Currently I am Communications Coordinator for Red Cross in California, in addition to my regular paid staff position in Disaster Services for the American Red Cross Bay Area Chapter. The chapter covers San Mateo, San Francisco, Alameda, Contra Costa and Marin
Counties. Over 4 million people.California Red Cross Chapters (51 units) are divided into three ZONES similar to the State OES Regions. The Bay Area Chapter is responsible for coordinating disasters in all the Coastal counties from Monterey to the Oregon boarder. The Sacramento Chapter is responsible for the Central Valley counties and the Pasadena Chapter is responsible for disaster coordination in Southern California.
Once the disaster cannot be handled by the individual county Chapter, it goes to the Zone lead chapter for mutual aid; if the Zone can't handle the situation, the State Coordination Chapter (Los Angeles) pulls people and materials from all the Zones. If the State can't staff or provide material resources, National Headquarters will coordinate the mitigation effort by mobilizing staff and materials from around the country.

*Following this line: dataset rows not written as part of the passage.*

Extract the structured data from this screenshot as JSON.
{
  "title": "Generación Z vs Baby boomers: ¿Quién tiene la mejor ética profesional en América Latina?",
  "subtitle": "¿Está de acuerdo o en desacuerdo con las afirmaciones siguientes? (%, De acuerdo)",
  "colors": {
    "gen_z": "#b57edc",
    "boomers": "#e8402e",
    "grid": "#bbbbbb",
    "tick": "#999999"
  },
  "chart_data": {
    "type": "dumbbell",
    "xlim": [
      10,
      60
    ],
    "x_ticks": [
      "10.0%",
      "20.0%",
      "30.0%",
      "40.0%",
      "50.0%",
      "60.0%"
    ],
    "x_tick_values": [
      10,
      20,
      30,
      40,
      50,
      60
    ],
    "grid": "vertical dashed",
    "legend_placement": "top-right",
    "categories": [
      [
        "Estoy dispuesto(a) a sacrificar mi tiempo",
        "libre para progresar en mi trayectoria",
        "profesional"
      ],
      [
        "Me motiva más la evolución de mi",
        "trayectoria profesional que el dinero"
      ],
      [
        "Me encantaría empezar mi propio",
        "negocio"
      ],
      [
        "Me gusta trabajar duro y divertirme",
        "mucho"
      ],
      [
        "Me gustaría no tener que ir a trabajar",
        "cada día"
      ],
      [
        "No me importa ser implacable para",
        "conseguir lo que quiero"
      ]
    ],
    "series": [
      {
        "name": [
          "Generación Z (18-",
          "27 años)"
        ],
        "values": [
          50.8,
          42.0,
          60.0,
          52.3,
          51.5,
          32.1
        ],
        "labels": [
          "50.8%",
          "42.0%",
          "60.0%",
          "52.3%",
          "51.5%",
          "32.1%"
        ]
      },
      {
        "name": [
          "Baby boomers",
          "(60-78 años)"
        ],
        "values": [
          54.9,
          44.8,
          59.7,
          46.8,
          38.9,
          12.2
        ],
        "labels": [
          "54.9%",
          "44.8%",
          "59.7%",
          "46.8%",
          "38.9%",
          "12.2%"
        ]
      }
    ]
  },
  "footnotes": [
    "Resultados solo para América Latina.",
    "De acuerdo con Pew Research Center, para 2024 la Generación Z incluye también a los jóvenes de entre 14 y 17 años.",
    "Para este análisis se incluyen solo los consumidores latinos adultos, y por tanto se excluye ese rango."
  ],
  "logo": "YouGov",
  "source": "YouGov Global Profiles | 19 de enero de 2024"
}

From a communications standpoint, the organization is about the same. We have a data base of each of the California Red Cross facilities which includes their communications capability - both people resources and material resources. A typical Chapter in a non-disaster prone area might only have a Red Cross simplex radio on 47.42 MHz and perhaps an agreement with the local ARES group to support shelter and damage assessment with communications.
The larger chapters and the zone lead chapters have a large assortment of comm gear that can be taken to the scene.